We’ve been through a few metrics products. When you try to break data down by high-cardinality fields like customer app IDs, or even host IDs, it just kind of breaks their UIs and increases cost many times because everything is stored individually as separate time series.
What was needed:
- An observability service that allowed engineers to investigate problems across high-cardinality fields such as unique customer app IDs attached to relevant events and metrics
- Support for adding and removing data from instrumentation at will without having to reconfigure dashboards, queries, alerts, etc
Honeycomb @ Intercom
We’ve been told so many times that logging customer ID was impossible and our vendors throttle us or complain, but Honeycomb just handles that.
Intercom engineers primarily use Honeycomb’s Ruby and Go libraries to instrument their API services and then use Honeycomb to investigate the behavior of those services. They’re continuing to improve their instrumentation coverage as more engineers discover the value of lightning-fast investigation.
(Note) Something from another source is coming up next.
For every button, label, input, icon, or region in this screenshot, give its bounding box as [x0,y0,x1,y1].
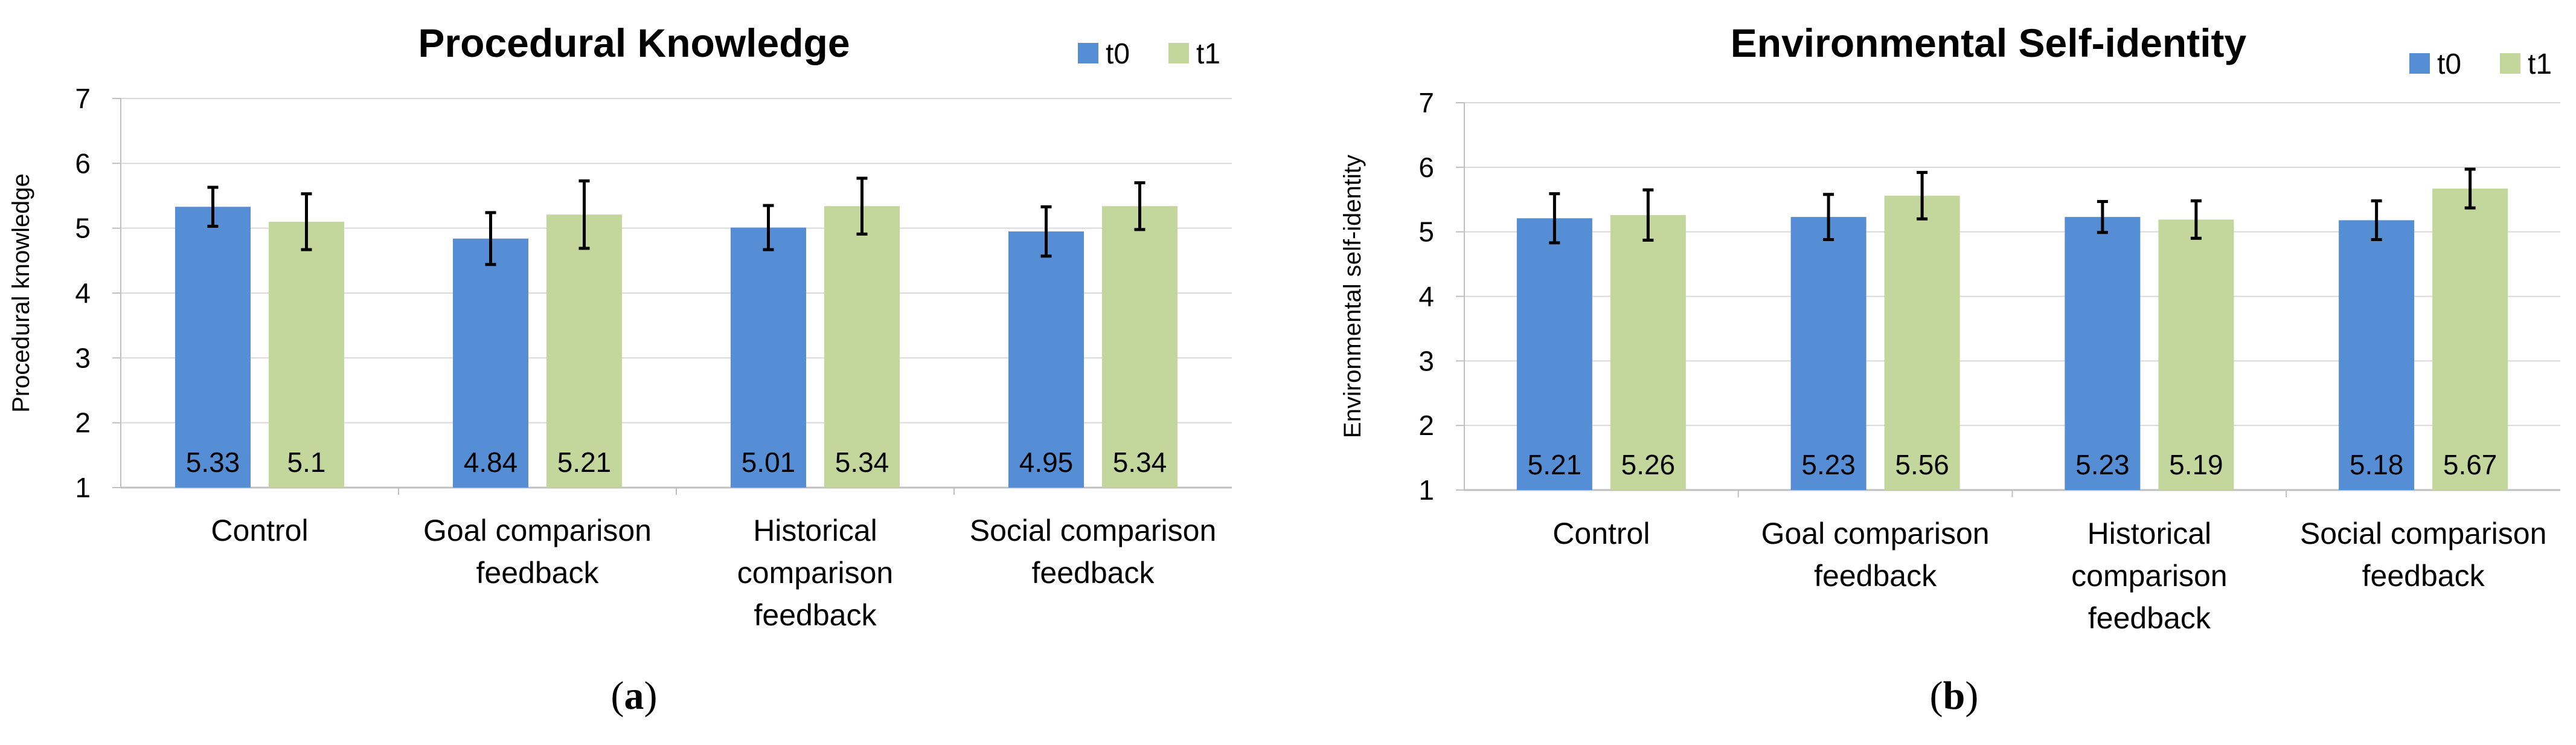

When investigating a problem, I want to know if it’s caused by a particular customer. Being able to break down metrics on higher-cardinality fields gives very actionable insights.
One piece of data Intercom tracks is ‘message matching duration’. This is the time it takes to check if someone should receive a message through the Messenger, a popup chat module used to engage with users on a per-customer-site basis. Intercom’s team knew this was sometimes a slow operation and had tried with other tools to get greater visibility into the problem, but until one of the engineers added the Messenger timing data to their Honeycomb dataset, they had not been able to get insight into what/who was influencing the P50 or P99 values.
We never dug into it on a per-app basis because we just couldn’t.
Upon noticing the new data in Honeycomb, another engineer ran a short query:
The top graph shows total duration of all requests across all customer app_id_codes. The bottom is total duration of message matching across all apps. The single app in purple is taking up much more message-matching time than any other app.
With Honeycomb, we were able to get a breakdown of message matching duration by customer and saw that one customer was a huge outlier there, accounting for 55% of all server time spent doing that operation-and over 10% of overall server CPU usage for the fleet!
Based on what they learned from a single 15-second query in Honeycomb, Intercom is now able to plan for the future of their service. Without Honeycomb, they would not have been able to discover the extent of that one customer’s behavior, their use case, and its true impact.
This is the best kind of performance problem to have, when the customer is really trying to use the system.
Intercom also uses Honeycomb to instrument ElasticSearch services: for example, to see how badly additional regexes in queries translate into performance, or to get insights into how well a cluster set is going to scale with a particular query load.
And of course, Honeycomb is there when something goes truly sideways:
There have been outages where, without Honeycomb, it would have taken us significantly longer to get to the answer.